Years ago, when I practiced law in Orlando and in Tampa, FL, that law firm handled bankruptcy cases as well as contested and uncontested domestic relations (divorce) cases. Many of our clients elected to proceed using both bankruptcy and divorce in order to blend the best features of both disciplines in controlling the debt and in dissolving the marriage. Not surprisingly, in several of those cases, although the initial strategy was to file a joint bankruptcy case and then proceed with a divorce, after the financial woes were brought under control by the bankruptcy filing, several couples decided to reconcile and did not file for divorce.

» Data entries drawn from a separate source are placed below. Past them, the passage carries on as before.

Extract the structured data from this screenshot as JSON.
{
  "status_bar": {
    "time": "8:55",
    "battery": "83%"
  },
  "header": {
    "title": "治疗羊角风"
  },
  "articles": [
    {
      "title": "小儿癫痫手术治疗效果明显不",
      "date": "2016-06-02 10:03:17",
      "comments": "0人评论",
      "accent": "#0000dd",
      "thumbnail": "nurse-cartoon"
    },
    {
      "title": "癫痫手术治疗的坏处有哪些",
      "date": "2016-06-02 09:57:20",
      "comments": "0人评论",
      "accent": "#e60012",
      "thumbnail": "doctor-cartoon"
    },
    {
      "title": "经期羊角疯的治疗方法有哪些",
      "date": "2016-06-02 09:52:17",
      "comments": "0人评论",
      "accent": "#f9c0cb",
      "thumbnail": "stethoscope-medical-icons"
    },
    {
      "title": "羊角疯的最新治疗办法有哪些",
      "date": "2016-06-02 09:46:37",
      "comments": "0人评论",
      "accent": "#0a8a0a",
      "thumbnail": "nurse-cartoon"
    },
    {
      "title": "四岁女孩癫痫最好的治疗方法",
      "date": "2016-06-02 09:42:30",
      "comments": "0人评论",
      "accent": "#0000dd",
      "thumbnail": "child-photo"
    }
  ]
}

The impetus for filing a bankruptcy case before finalizing a divorce is that prior to a dissolution of the marriage, a married couple is eligible to file a joint bankruptcy case even if they are "living separately and apart". A joint bankruptcy case has been referred to as a "2-fer" as in "two for one". This is because the married couple only has to pay one attorney's fee, one filing fee and one fee for credit counseling and the debtor education course. In times of financial stress, this can be viewed as a "huge" benefit to married couples conferred on married couples by the Bankruptcy Code.
Of course, if a joint case is contemplated, at a minimum, a bankruptcy attorney will seek assurance that the couple will be available to jointly meet with him/her and to cooperate with each other and with the bankruptcy attorney in scheduling their assets and scheduling their debts and be available for any necessary hearings in a joint effort to leave themselves in a position to know which assets are being retained and, what debt, if any, each will be responsible for going forward after the Discharge and in the event they elect to file for divorce.
In the event the couple is unwilling or unable to cooperate and meet together with a bankruptcy attorney (for example, a Restraining Order has been issued against one spouse or the issues involved in any divorce would be vigorously contested by the parties), it is unlikely that any attorney would file a joint bankruptcy case and take on the representation of a couple whose interests are or may be antagonistic toward one another. In such a scenario, bankruptcy may still be a valid option for either or both spouses; however, the filing would be as an individual and not joint. In such a case, many bankruptcy attorneys would prefer to deal with an Order finalizing the divorce and setting out the terms of your divorce and reflecting your assets and any liability going forward.
In the event you are in a pending divorce when you consult with a bankruptcy attorney, when you make an appointment with a bankruptcy attorney, you will be asked to bring in a copy of the complaint and any Temporary Order issued in the divorce case.